Mercoledì 19 giugno 2002, ero nella città vecchia di Gerusalemme quando sento in lontananza un’esplosione: un attentatore si è fatto saltare per aria a una fermata dell’autobus alla Collina francese di Gerusalemme. Corro sul posto: 7 morti e 35 feriti. Registro per Radio Radicale le parole di condanna dell’allora sindaco Ehud Olmert. Racconto in diretta quel che è accaduto. Poi, fino a tarda sera, rimango a guardare inebetito la nuova normalità degli israeliani: cadaveri raccolti pezzo per pezzo, ma domani si va al lavoro, mentre il resto del mondo continua a pensare che “un po’ è colpa degli ebrei”. Una nuova normalità Oggi mi chiedo se gli europei comprendono che c’è una nuova normalità dopo Parigi: se noi ci sveglieremo dal lungo sonno, da cui gli israeliani si sono risvegliati il 1° giugno del 2001. Fino al Dolphinarium, in Israele ci si poteva illudere che il nichilismo di un attentatore suicida potesse avere come causa la liberazione palestinese.

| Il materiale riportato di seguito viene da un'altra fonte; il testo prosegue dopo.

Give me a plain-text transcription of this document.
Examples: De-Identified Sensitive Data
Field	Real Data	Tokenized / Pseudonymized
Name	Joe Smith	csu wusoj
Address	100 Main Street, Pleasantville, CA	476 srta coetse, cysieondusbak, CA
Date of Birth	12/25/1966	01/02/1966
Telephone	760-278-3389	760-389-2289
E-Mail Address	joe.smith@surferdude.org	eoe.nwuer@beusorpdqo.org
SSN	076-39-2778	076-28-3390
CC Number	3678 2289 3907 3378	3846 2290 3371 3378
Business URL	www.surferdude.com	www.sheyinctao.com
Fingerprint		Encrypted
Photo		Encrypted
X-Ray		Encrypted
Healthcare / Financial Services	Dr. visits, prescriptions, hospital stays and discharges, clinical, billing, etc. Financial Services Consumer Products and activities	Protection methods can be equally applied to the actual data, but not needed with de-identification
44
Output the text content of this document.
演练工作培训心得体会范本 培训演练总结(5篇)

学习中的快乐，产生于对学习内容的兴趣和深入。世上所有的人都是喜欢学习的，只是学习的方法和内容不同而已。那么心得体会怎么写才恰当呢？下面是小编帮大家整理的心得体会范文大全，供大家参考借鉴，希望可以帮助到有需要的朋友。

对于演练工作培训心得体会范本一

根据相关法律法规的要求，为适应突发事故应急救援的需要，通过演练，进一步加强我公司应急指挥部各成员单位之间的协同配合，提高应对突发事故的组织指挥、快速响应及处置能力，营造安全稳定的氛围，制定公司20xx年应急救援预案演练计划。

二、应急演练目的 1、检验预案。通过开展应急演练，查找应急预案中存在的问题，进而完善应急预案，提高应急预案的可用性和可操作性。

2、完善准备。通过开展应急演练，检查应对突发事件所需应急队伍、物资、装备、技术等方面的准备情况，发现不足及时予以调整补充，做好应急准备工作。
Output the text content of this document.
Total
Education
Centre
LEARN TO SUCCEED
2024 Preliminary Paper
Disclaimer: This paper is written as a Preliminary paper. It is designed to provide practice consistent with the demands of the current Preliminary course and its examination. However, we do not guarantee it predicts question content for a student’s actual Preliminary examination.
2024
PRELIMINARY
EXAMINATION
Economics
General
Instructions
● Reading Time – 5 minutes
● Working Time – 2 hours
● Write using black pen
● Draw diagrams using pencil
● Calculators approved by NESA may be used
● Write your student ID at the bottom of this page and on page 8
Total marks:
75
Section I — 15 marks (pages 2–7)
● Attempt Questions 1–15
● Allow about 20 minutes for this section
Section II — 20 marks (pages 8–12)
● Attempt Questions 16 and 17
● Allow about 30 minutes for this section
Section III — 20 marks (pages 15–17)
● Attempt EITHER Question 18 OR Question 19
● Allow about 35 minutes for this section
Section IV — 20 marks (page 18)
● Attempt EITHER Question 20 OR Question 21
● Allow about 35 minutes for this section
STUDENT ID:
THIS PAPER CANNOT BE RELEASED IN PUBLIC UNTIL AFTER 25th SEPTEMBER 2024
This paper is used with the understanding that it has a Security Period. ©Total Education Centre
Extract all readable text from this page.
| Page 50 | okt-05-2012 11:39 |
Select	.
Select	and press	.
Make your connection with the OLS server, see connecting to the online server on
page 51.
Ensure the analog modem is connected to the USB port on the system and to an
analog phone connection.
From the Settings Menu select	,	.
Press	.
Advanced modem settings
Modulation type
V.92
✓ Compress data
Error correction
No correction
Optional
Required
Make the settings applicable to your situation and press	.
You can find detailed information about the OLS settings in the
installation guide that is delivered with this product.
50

Fino al 13 novembre 2015 gli europei si sono illusi che i bersagli dell’ideologia totalitaria e assassina fossero “altri”, guardati spesso come colpevoli di qualche forma di ingiustizia.

L’11 settembre 2001 è l’imperialismo americano a essere colpito. Il 19 marzo 2014 alla scuola Ozar Hatorah di Tolosa, il 24 maggio dello stesso anno al Museo ebraico di Bruxelles, il 9 gennaio 2015 all’Hyper Cacher di Parigi sono gli ebrei complici di Israele a essere uccisi. Il 7 gennaio 2015 nella redazione di Charlie Hebdo a Parigi e il 14 febbraio 2015 al Krudttønden cultural centre di Copenaghen è la stampa blasfema che si vuole sterminare. Il 13 novembre 2015, mentre 128 di noi vengono massacrati da un manipolo di piccoli Hitler, ci siamo resi conto che siamo tutti israeliani e parigini? Altrimenti, siamo tutti spacciati.